Tuesday, October 12, 2004
sleepover was at flora's houz...only me, her and tracy...watched movies, laughed and was half asleep. haha...aniwaes it wasn't as fun as d laz one...i guess cos dere's onli 3 of us and we were alreadi half dead. but it was ok...aniwaes e nxt dae tracy left at lyke 7 or 8...and me and flora went to parkway parade.
it was an ok place...not as kickin as tamp tho. haha...she cut her fringe!!! and i told her it looks cute but she juz WON'T believe me. fine den. on e way dere...we were talking abt frens and relationships...and it made me think about...
her.
aniwaes liza, akrab and su came over after dat to haf a cheerleading practice...it was fun but tiring. haha...juz reached home lyke 20 min ago?? i dunno...
juz when i was thinking of her.
i saw her juz now. i almost forgot to breathe. i wanted to say hi. but.........i didn't.
she really likes him, i can tell. juz from e way she looks at him. is it juz my imagination? i dun tink so. she treasures every single moment with him. sometimes she reminds me of a confused little girl...wandering the dark, cold streets...too tired to cry...scared and lonely. all because of him.
and i can't stop thinking about it. it plagued my every thought after that...as i was sitting in flora's houz and listening to 'last song'...i juz...thought of...her. i was worried, scared, angry, sad...all at e same time. and for dat one second everything juz went silent. i couldn't hear anything, i didn't see anything, i was just lost in my own world. and i felt suffocated. i felt lyke drowning.
it's lyke a bomb was dropped on me. i juz...
i dun want her to get hurt. one thing comes to my mind when i tink about him...
JERK.
she was onli crushing on him. and alreadi his actions made her heart break...little by little. and she cried. because of him.

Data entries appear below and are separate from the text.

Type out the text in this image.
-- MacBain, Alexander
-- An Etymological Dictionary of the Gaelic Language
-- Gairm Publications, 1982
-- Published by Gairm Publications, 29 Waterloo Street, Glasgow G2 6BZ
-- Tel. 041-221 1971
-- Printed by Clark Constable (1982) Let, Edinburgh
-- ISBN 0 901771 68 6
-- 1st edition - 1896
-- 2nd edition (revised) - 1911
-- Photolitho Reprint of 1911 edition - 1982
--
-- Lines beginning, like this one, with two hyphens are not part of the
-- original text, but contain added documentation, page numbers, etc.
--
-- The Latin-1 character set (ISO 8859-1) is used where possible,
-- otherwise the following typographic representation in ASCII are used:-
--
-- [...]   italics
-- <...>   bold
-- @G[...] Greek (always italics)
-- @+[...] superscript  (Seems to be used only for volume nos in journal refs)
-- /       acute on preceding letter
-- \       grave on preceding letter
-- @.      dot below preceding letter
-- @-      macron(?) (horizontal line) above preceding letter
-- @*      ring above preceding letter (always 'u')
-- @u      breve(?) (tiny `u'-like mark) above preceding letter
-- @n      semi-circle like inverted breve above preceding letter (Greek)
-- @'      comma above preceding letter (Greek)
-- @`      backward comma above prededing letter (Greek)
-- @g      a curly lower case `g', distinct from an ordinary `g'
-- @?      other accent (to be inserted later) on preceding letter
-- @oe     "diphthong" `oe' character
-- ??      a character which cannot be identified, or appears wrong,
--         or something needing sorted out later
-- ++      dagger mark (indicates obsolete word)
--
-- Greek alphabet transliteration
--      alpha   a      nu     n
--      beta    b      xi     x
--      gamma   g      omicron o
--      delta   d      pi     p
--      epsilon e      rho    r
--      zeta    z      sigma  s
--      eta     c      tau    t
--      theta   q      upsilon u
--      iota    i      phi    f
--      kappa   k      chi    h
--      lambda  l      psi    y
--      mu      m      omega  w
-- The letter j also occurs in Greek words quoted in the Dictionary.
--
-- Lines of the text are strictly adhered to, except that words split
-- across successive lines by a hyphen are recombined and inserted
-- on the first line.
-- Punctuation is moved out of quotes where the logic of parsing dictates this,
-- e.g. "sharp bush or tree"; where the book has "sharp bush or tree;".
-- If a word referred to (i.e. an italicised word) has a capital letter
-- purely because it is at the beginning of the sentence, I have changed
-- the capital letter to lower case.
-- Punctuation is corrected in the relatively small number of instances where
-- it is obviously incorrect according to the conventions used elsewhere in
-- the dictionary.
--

she began to like him more. and every single hurtful ting he said to her...made her cry even more. she became depressed. because of him.
every single time i saw dat sad look on her face...everytime he brushed her off...i felt...
angry.
damn fucking angry.
always. because. of. him.
i told her she shld stop liking him. easier said den done. i told her he wld hurt her. he already was.
...you're jealous...
...you like him too...
...why can't you juz be happy for me?...
suffocating.
...ur juz trying to take me out of the picture.........no........
...why can't u juz accept this?...............i can't............
...ur s'posed to be my fren................i am..........
i hate him.
juz writing dis...makes my blood boil.
i dun get angry easily. frens noe dis. i get irritated. but i nv ever get angry w/o a good reason.
but when i do....
a murderous rage.
bottled up feelings. volcano juz waiting to erupt. don't test me.
i noe he doesn't read my blog. i dunno if she does. but if dey do get together...he better not do anything to hurt her.
don't you fucking dare.
don't. you. fucking. dare.
i'm sorry. i really am. i wish...
it doesn't matter now.
i'll always be here for you.
"the look on her face when he said no...i'll kill dat fucking bastard."